08/02/2007, Jueves de la 5ª semana de Tiempo Ordinario.
Génesis 2, 18-25, Sal 127, 1-2. 3. 4-5, san Marcos 7, 24-30

Hoy he hecho «dieta sana»; sin llegar al espasmo de las verduras, me he volcado con los huevos y el pescado, y después he vuelto sobre el relato de la Creación… Pero la escena que, en oración, se ha presentado ante mis ojos, ha sido continuación de la de ayer. No; no era el filete…
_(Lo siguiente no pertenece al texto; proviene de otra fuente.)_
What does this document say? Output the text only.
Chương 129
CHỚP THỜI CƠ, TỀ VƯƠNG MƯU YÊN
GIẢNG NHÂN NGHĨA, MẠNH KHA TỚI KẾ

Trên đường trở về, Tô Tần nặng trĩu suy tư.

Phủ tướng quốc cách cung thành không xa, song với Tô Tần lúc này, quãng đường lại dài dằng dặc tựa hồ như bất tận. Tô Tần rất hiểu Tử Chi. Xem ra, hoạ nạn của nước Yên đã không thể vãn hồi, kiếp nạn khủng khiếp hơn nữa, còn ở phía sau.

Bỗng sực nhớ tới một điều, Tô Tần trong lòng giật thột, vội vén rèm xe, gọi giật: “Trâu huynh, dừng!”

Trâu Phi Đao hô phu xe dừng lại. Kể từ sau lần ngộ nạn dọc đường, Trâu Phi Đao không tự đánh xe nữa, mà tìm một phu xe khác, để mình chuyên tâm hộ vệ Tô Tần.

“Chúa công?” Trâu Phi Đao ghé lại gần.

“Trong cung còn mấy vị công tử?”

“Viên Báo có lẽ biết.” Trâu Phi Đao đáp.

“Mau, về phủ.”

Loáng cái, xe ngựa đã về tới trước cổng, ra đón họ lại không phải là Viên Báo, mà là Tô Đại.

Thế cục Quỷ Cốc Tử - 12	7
He visto al hombre, solo entre los animales, poniéndoles nombre para soñar que pudieran ellos mitigar su soledad… y frustrado al comprobar que no le comprendían. Era Jesús, el Hijo de Dios, que vivía entre los hijos de los hombres en una soledad terrible. Les puso nombre, y a Simón le llamo Pedro, y a Santiago y Juan «Boanerges»… pero aquellos corazones, duros como piedras, no comprendían las palabras de Vida del Hijo de Dios… Era la misma distancia, el mismo doloroso abismo, que en el principio separara a Adán de las bestias. Como para confirmar lo que yo estaba viendo, vino el evangelio de hoy a mostrarme cómo Jesús lloraba ante aquella mujer: «No está bien echarles a los perros el pan de los hijos»… Sí; era Adán frente al perro, lleno de cariño por él, pero incapaz de comunicarse, incapaz de transmitirle todo el amor que sentía… Y Jesús se sentía solo, muy solo, porque amaba y los hombres no podíamos recibir su Amor; porque amaba y no podía ser correspondido por corazones de piedra.

«Entonces el Señor Dios dejó caer sobre el hombre un letargo, y el hombre se durmió»… Se durmió Jesús; durmió en la Cruz el profundo y terrible sueño de la muerte. «Le sacó una costilla y cerró el sitio con carne»… Sirviéndose de la lanza del centurión, abrió Dios Padre el costado de su dormido Hijo, y de aquella abertura brotó una costilla de sangre y agua. «Y el Señor Dios trabajó la costilla que le había sacado al hombre, haciendo una mujer, y se la presentó al hombre»… De aquella sangre y agua, Dios formó a la Iglesia, la Esposa de su Hijo, y al resucitarlo de entre los muertos se la presentó nueva, engalanada con la gracia, limpia de pecado y hermosa como ninguna otra criatura. «Esta sí que es hueso de mis huesos y carne de mi carne»… Y alimentó el Señor a su Esposa (a mi alma y a la tuya), con su propio cuerpo hecho manjar, para que seamos, los dos, «una sola carne». «Ambos estaban desnudos, el hombre y la mujer, pero no sentían vergüenza uno de otro»… Y así estamos ahora, cuando en oración nos unimos, Cristo y yo: Él me conoce y yo le conozco. Yo no me avergüenzo ante Él, porque me sondea con cariño, y Él no se avergüenza de mostrarme los secretos de su Corazón.

Por eso, antes de caer dormido, viendo en María el anticipo de lo que sería la obra maravillosa de Dios, no dudó en dirigirse a Ella, y llamarla: «Mujer» (Jn 19, 26).